As I walk back to the theater I hear the death march in my head. DAH DAH DAH DUM DAH DAH DAH DAH DUM…
I go up to the dressing room. It is up two flights of fire escape stairs. The bathroom is in the basement. You have to walk down fly hallway to get there. Big flies, little flies, all kinda flies must be batted from your face to get to the toilet.
The dressing room isn’t air-conditioned. It is stifling and the ingénue asks that the fan be turned off because she has to flat iron her hair. I just love putting makeup on and then watching it melt off my face.
We begin. My first entrance I feel like and empty shell in sandal heels. “Pull it together,” I tell myself. I start getting it together. Then there is a scene when I am sitting on a loveseat and other cast members enter. The ingénue comes on and stands directly in front of me with her ass in my face. Her butt is literally an inch from my face. I have a choice. I can move and look like an actress who is aware of being upstaged, or I can stay. But I have to deliver a line. If I stay where I am and deliver my line is it gonna look like the ingénue is doing ventriloquism with her butt? To stay or to go? I stay and opt for the talking butt.

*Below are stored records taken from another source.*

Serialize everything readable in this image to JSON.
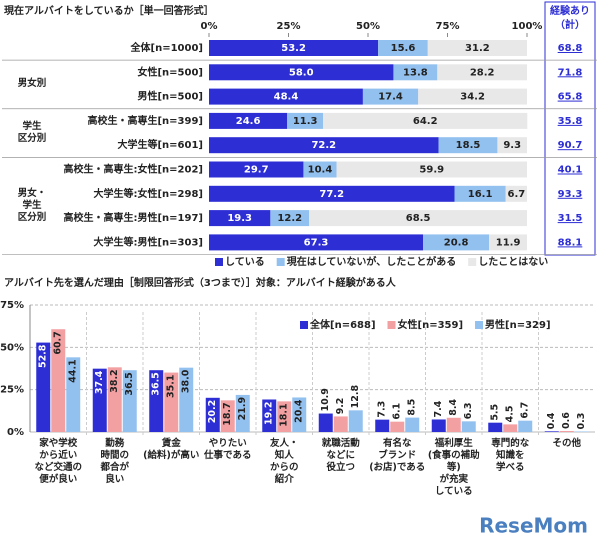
{
  "chart_data": [
    {
      "type": "bar",
      "orientation": "horizontal",
      "stacked": true,
      "title": "現在アルバイトをしているか［単一回答形式］",
      "groups": [
        {
          "categories": [
            "全体[n=1000]"
          ]
        },
        {
          "label": "男女別",
          "categories": [
            "女性[n=500]",
            "男性[n=500]"
          ]
        },
        {
          "label": "学生\n区分別",
          "categories": [
            "高校生・高専生[n=399]",
            "大学生等[n=601]"
          ]
        },
        {
          "label": "男女・\n学生\n区分別",
          "categories": [
            "高校生・高専生:女性[n=202]",
            "大学生等:女性[n=298]",
            "高校生・高専生:男性[n=197]",
            "大学生等:男性[n=303]"
          ]
        }
      ],
      "series": [
        {
          "name": "している",
          "color": "#2d2ed4",
          "values": [
            53.2,
            58.0,
            48.4,
            24.6,
            72.2,
            29.7,
            77.2,
            19.3,
            67.3
          ],
          "value_labels": [
            "53.2",
            "58.0",
            "48.4",
            "24.6",
            "72.2",
            "29.7",
            "77.2",
            "19.3",
            "67.3"
          ]
        },
        {
          "name": "現在はしていないが、したことがある",
          "color": "#93c1ef",
          "values": [
            15.6,
            13.8,
            17.4,
            11.3,
            18.5,
            10.4,
            16.1,
            12.2,
            20.8
          ]
        },
        {
          "name": "したことはない",
          "color": "#e8e8e8",
          "values": [
            31.2,
            28.2,
            34.2,
            64.2,
            9.3,
            59.9,
            6.7,
            68.5,
            11.9
          ]
        }
      ],
      "totals": {
        "title": [
          "経験あり",
          "（計）"
        ],
        "values": [
          68.8,
          71.8,
          65.8,
          35.8,
          90.7,
          40.1,
          93.3,
          31.5,
          88.1
        ]
      },
      "xlim": [
        0,
        100
      ],
      "xticks": [
        {
          "value": 0,
          "label": "0%"
        },
        {
          "value": 25,
          "label": "25%"
        },
        {
          "value": 50,
          "label": "50%"
        },
        {
          "value": 75,
          "label": "75%"
        },
        {
          "value": 100,
          "label": "100%"
        }
      ]
    },
    {
      "type": "bar",
      "orientation": "vertical",
      "title": "アルバイト先を選んだ理由［制限回答形式（3つまで）］対象：アルバイト経験がある人",
      "categories": [
        "家や学校\nから近い\nなど交通の\n便が良い",
        "勤務\n時間の\n都合が\n良い",
        "賃金\n(給料)が高い",
        "やりたい\n仕事である",
        "友人・\n知人\nからの\n紹介",
        "就職活動\nなどに\n役立つ",
        "有名な\nブランド\n(お店)である",
        "福利厚生\n(食事の補助等)\nが充実\nしている",
        "専門的な\n知識を\n学べる",
        "その他"
      ],
      "series": [
        {
          "name": "全体[n=688]",
          "color": "#2d2ed4",
          "values": [
            52.8,
            37.4,
            36.5,
            20.2,
            19.2,
            10.9,
            7.3,
            7.4,
            5.5,
            0.4
          ]
        },
        {
          "name": "女性[n=359]",
          "color": "#f3a0a3",
          "values": [
            60.7,
            38.2,
            35.1,
            18.7,
            18.1,
            9.2,
            6.1,
            8.4,
            4.5,
            0.6
          ]
        },
        {
          "name": "男性[n=329]",
          "color": "#93c1ef",
          "values": [
            44.1,
            36.5,
            38.0,
            21.9,
            20.4,
            12.8,
            8.5,
            6.3,
            6.7,
            0.3
          ],
          "value_labels": [
            "44.1",
            "36.5",
            "38.0",
            "21.9",
            "20.4",
            "12.8",
            "8.5",
            "6.3",
            "6.7",
            "0.3"
          ]
        }
      ],
      "ylim": [
        0,
        75
      ],
      "yticks": [
        {
          "value": 0,
          "label": "0%"
        },
        {
          "value": 25,
          "label": "25%"
        },
        {
          "value": 50,
          "label": "50%"
        },
        {
          "value": 75,
          "label": "75%"
        }
      ],
      "grid": true
    }
  ],
  "watermark": "ReseMom"
}
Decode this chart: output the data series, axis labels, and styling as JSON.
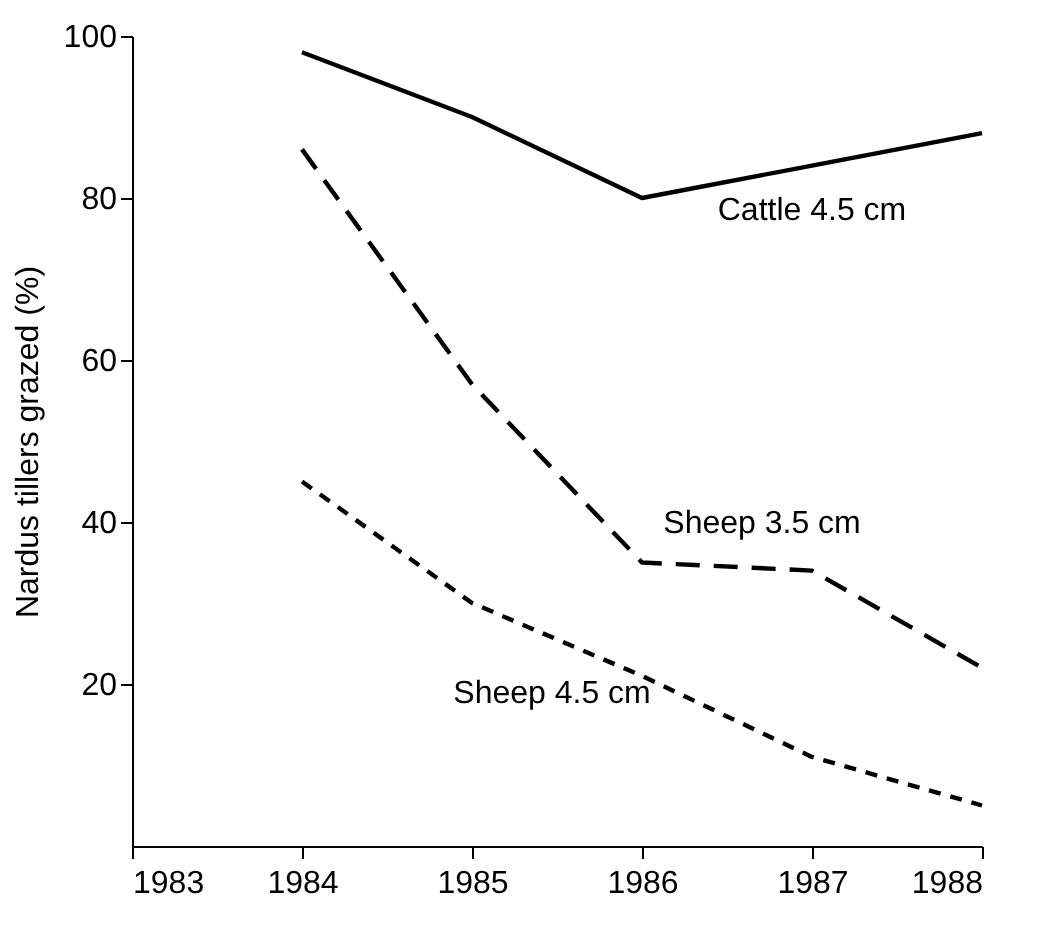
{
  "chart_data": {
    "type": "line",
    "ylabel": "Nardus tillers grazed (%)",
    "x": [
      1984,
      1985,
      1986,
      1987,
      1988
    ],
    "series": [
      {
        "name": "Cattle 4.5 cm",
        "color": "#000000",
        "line_style": "solid",
        "values": [
          98,
          90,
          80,
          84,
          88
        ]
      },
      {
        "name": "Sheep 3.5 cm",
        "color": "#000000",
        "line_style": "dashed",
        "values": [
          86,
          57,
          35,
          34,
          22
        ]
      },
      {
        "name": "Sheep 4.5 cm",
        "color": "#000000",
        "line_style": "dotted",
        "values": [
          45,
          30,
          21,
          11,
          5
        ]
      }
    ],
    "xlim": [
      1983,
      1988
    ],
    "xticks": [
      1983,
      1984,
      1985,
      1986,
      1987,
      1988
    ],
    "ylim": [
      0,
      100
    ],
    "yticks": [
      20,
      40,
      60,
      80,
      100
    ],
    "grid": false,
    "marker": "none"
  }
}
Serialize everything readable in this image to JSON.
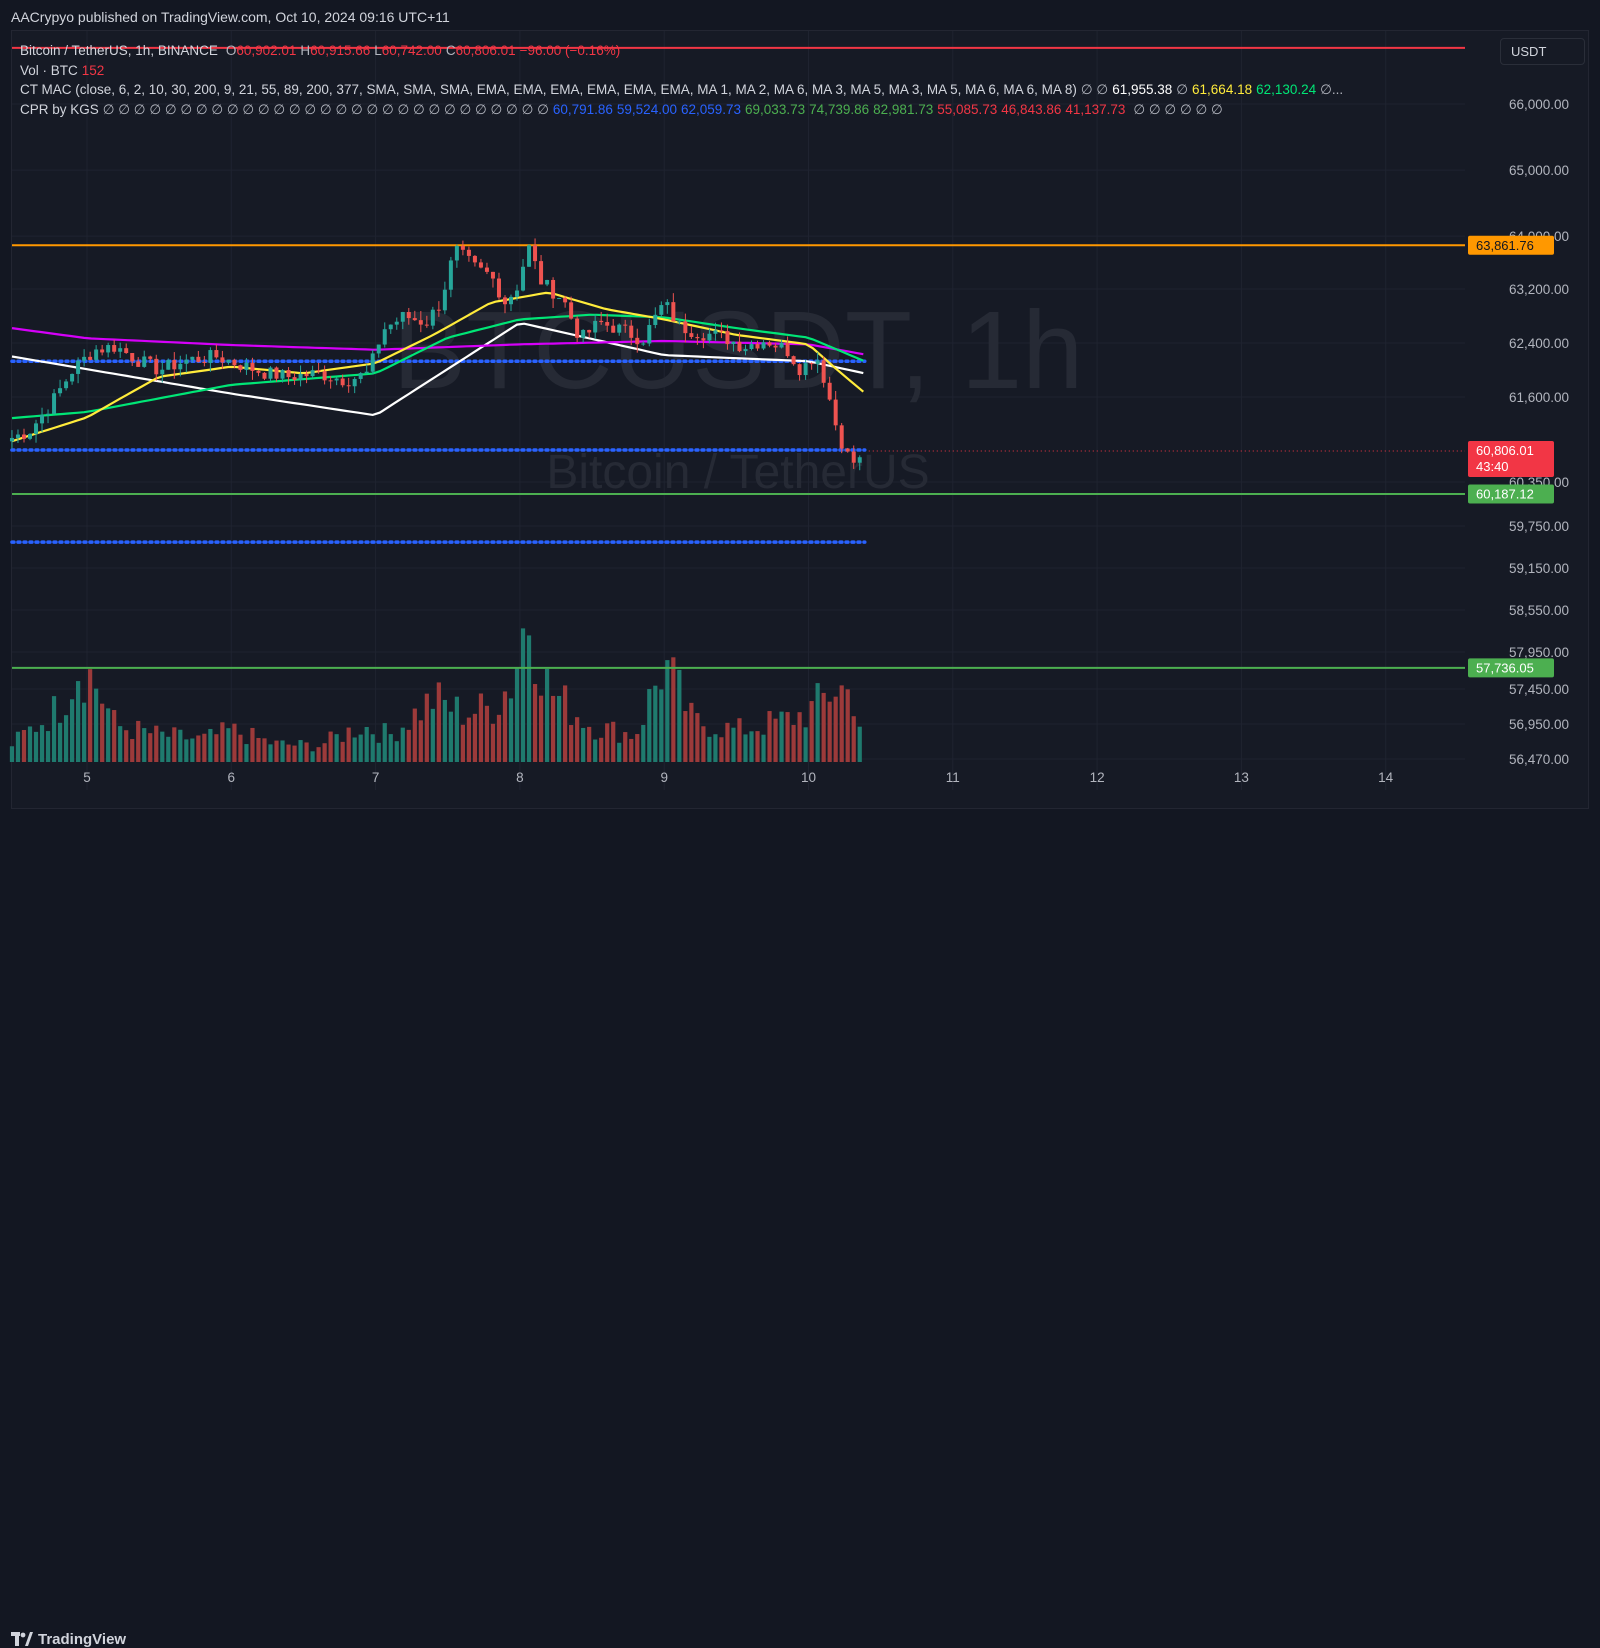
{
  "header": {
    "published_text": "AACrypyo published on TradingView.com, Oct 10, 2024 09:16 UTC+11"
  },
  "legend": {
    "symbol_line": {
      "name": "Bitcoin / TetherUS, 1h, BINANCE",
      "o_label": "O",
      "o_value": "60,902.01",
      "h_label": "H",
      "h_value": "60,915.66",
      "l_label": "L",
      "l_value": "60,742.00",
      "c_label": "C",
      "c_value": "60,806.01",
      "change": "−96.00 (−0.16%)"
    },
    "vol_line": {
      "label": "Vol · BTC",
      "value": "152"
    },
    "mac_line": {
      "label": "CT MAC (close, 6, 2, 10, 30, 200, 9, 21, 55, 89, 200, 377, SMA, SMA, SMA, EMA, EMA, EMA, EMA, EMA, EMA, MA 1, MA 2, MA 6, MA 3, MA 5, MA 3, MA 5, MA 6, MA 6, MA 8)",
      "na": "∅ ∅",
      "v1": "61,955.38",
      "na2": "∅",
      "v2": "61,664.18",
      "v3": "62,130.24",
      "tail": "∅..."
    },
    "cpr_line": {
      "label": "CPR by KGS",
      "na": "∅ ∅ ∅ ∅ ∅ ∅ ∅ ∅ ∅ ∅ ∅ ∅ ∅ ∅ ∅ ∅ ∅ ∅ ∅ ∅ ∅ ∅ ∅ ∅ ∅ ∅ ∅ ∅ ∅",
      "values": [
        {
          "text": "60,791.86",
          "color": "#2962ff"
        },
        {
          "text": "59,524.00",
          "color": "#2962ff"
        },
        {
          "text": "62,059.73",
          "color": "#2962ff"
        },
        {
          "text": "69,033.73",
          "color": "#4caf50"
        },
        {
          "text": "74,739.86",
          "color": "#4caf50"
        },
        {
          "text": "82,981.73",
          "color": "#4caf50"
        },
        {
          "text": "55,085.73",
          "color": "#f23645"
        },
        {
          "text": "46,843.86",
          "color": "#f23645"
        },
        {
          "text": "41,137.73",
          "color": "#f23645"
        }
      ],
      "tail": "∅ ∅ ∅ ∅ ∅ ∅"
    }
  },
  "currency": "USDT",
  "watermark": {
    "big": "BTCUSDT, 1h",
    "small": "Bitcoin / TetherUS"
  },
  "footer": {
    "brand": "TradingView",
    "logo_icon": "tradingview-logo-icon"
  },
  "colors": {
    "up": "#26a69a",
    "down": "#ef5350",
    "vol_up": "#1f7a6e",
    "vol_down": "#9c3a3a",
    "orange": "#ff9800",
    "green": "#4caf50",
    "red": "#f23645",
    "blue_dots": "#2962ff",
    "ema_yellow": "#ffeb3b",
    "ema_green": "#00e676",
    "sma_white": "#ffffff",
    "sma_purple": "#d500f9"
  },
  "chart_data": {
    "type": "candlestick",
    "timeframe": "1h",
    "x_ticks": [
      "5",
      "6",
      "7",
      "8",
      "9",
      "10",
      "11",
      "12",
      "13",
      "14"
    ],
    "x_range_days": [
      4.48,
      14.55
    ],
    "y_range": [
      56320,
      66700
    ],
    "y_ticks": [
      "66,000.00",
      "65,000.00",
      "64,000.00",
      "63,200.00",
      "62,400.00",
      "61,600.00",
      "60,350.00",
      "59,750.00",
      "59,150.00",
      "58,550.00",
      "57,950.00",
      "57,450.00",
      "56,950.00",
      "56,470.00"
    ],
    "y_tick_values": [
      66000,
      65000,
      64000,
      63200,
      62400,
      61600,
      60350,
      59750,
      59150,
      58550,
      57950,
      57450,
      56950,
      56470
    ],
    "last_price": {
      "value": 60806.01,
      "label": "60,806.01",
      "countdown": "43:40"
    },
    "horizontal_lines": [
      {
        "name": "red-top-line",
        "price": 66850,
        "color": "#f23645"
      },
      {
        "name": "orange-resistance",
        "price": 63861.76,
        "label": "63,861.76",
        "color": "#ff9800"
      },
      {
        "name": "green-support-1",
        "price": 60187.12,
        "label": "60,187.12",
        "color": "#4caf50"
      },
      {
        "name": "green-support-2",
        "price": 57736.05,
        "label": "57,736.05",
        "color": "#4caf50"
      }
    ],
    "dotted_levels": [
      {
        "name": "cpr-pivot",
        "price": 62130,
        "from_day": 4.48,
        "to_day": 10.39
      },
      {
        "name": "cpr-bc",
        "price": 60820,
        "from_day": 4.48,
        "to_day": 10.39
      },
      {
        "name": "cpr-s",
        "price": 59520,
        "from_day": 4.48,
        "to_day": 10.39
      }
    ],
    "price_path": [
      [
        4.48,
        61000
      ],
      [
        4.6,
        61100
      ],
      [
        4.75,
        61500
      ],
      [
        4.9,
        62000
      ],
      [
        5.05,
        62300
      ],
      [
        5.2,
        62350
      ],
      [
        5.35,
        62150
      ],
      [
        5.5,
        62000
      ],
      [
        5.7,
        62150
      ],
      [
        5.9,
        62200
      ],
      [
        6.1,
        62050
      ],
      [
        6.25,
        61950
      ],
      [
        6.4,
        61900
      ],
      [
        6.6,
        61950
      ],
      [
        6.8,
        61850
      ],
      [
        6.95,
        61950
      ],
      [
        7.05,
        62600
      ],
      [
        7.2,
        62800
      ],
      [
        7.35,
        62700
      ],
      [
        7.45,
        63000
      ],
      [
        7.55,
        63800
      ],
      [
        7.7,
        63500
      ],
      [
        7.8,
        63400
      ],
      [
        7.9,
        63000
      ],
      [
        8.0,
        63300
      ],
      [
        8.05,
        63900
      ],
      [
        8.15,
        63300
      ],
      [
        8.3,
        63050
      ],
      [
        8.42,
        62450
      ],
      [
        8.55,
        62700
      ],
      [
        8.7,
        62600
      ],
      [
        8.85,
        62450
      ],
      [
        9.0,
        63000
      ],
      [
        9.1,
        62650
      ],
      [
        9.25,
        62550
      ],
      [
        9.4,
        62500
      ],
      [
        9.55,
        62350
      ],
      [
        9.7,
        62450
      ],
      [
        9.85,
        62300
      ],
      [
        9.95,
        62000
      ],
      [
        10.05,
        62250
      ],
      [
        10.12,
        61800
      ],
      [
        10.2,
        61100
      ],
      [
        10.28,
        60700
      ],
      [
        10.34,
        60600
      ],
      [
        10.39,
        60806
      ]
    ],
    "ma_lines": [
      {
        "name": "sma-white",
        "color": "#ffffff",
        "points": [
          [
            4.48,
            62200
          ],
          [
            6.0,
            61650
          ],
          [
            7.0,
            61330
          ],
          [
            8.0,
            62700
          ],
          [
            9.0,
            62220
          ],
          [
            10.0,
            62130
          ],
          [
            10.39,
            61950
          ]
        ]
      },
      {
        "name": "sma-purple",
        "color": "#d500f9",
        "points": [
          [
            4.48,
            62620
          ],
          [
            5.0,
            62470
          ],
          [
            6.0,
            62370
          ],
          [
            7.0,
            62300
          ],
          [
            8.0,
            62380
          ],
          [
            9.0,
            62430
          ],
          [
            10.0,
            62380
          ],
          [
            10.39,
            62230
          ]
        ]
      },
      {
        "name": "ema-green",
        "color": "#00e676",
        "points": [
          [
            4.48,
            61290
          ],
          [
            5.0,
            61380
          ],
          [
            6.0,
            61780
          ],
          [
            7.0,
            61950
          ],
          [
            7.5,
            62480
          ],
          [
            8.0,
            62750
          ],
          [
            8.5,
            62820
          ],
          [
            9.0,
            62780
          ],
          [
            9.5,
            62620
          ],
          [
            10.0,
            62480
          ],
          [
            10.39,
            62130
          ]
        ]
      },
      {
        "name": "ema-yellow",
        "color": "#ffeb3b",
        "points": [
          [
            4.48,
            60950
          ],
          [
            5.0,
            61300
          ],
          [
            5.5,
            61900
          ],
          [
            6.0,
            62050
          ],
          [
            6.5,
            61950
          ],
          [
            7.0,
            62100
          ],
          [
            7.4,
            62520
          ],
          [
            7.8,
            63000
          ],
          [
            8.2,
            63150
          ],
          [
            8.6,
            62900
          ],
          [
            9.0,
            62750
          ],
          [
            9.5,
            62520
          ],
          [
            10.0,
            62380
          ],
          [
            10.2,
            62000
          ],
          [
            10.39,
            61660
          ]
        ]
      }
    ],
    "volume_path": [
      [
        4.48,
        20
      ],
      [
        4.8,
        60
      ],
      [
        4.95,
        110
      ],
      [
        5.05,
        90
      ],
      [
        5.2,
        40
      ],
      [
        5.5,
        30
      ],
      [
        5.8,
        25
      ],
      [
        6.0,
        35
      ],
      [
        6.3,
        20
      ],
      [
        6.6,
        18
      ],
      [
        6.9,
        40
      ],
      [
        7.1,
        30
      ],
      [
        7.4,
        70
      ],
      [
        7.6,
        55
      ],
      [
        7.8,
        60
      ],
      [
        7.95,
        90
      ],
      [
        8.05,
        170
      ],
      [
        8.2,
        80
      ],
      [
        8.5,
        40
      ],
      [
        8.8,
        30
      ],
      [
        9.0,
        110
      ],
      [
        9.2,
        45
      ],
      [
        9.5,
        35
      ],
      [
        9.8,
        45
      ],
      [
        10.0,
        55
      ],
      [
        10.2,
        85
      ],
      [
        10.33,
        70
      ],
      [
        10.39,
        5
      ]
    ]
  }
}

We get through it without any mishaps.
When I get to the theater the next day, the lead guy tells me he was out drinking until 4am. So when we do the show, he gets his lines twisted. For example, he is supposed to say, “What do you want?” And I answer, “What does anyone want? Sex, Love, etc…” But instead, his hangover leads him to say, “What can I do for you?” So I have to reply, “What could you do for me? What do I want? What does anyone want, etc…..”
But he IS a member of the FACHADICK COMPANY and they have to work hard to stay fachadick. He’s handsome and talented, but being a member of a company that just spews out plays that no one cares about hasn’t done him any favors. And I’m sure after the many years he has been doing theater it takes work to remain fachadick. But determined to be fachadick he is.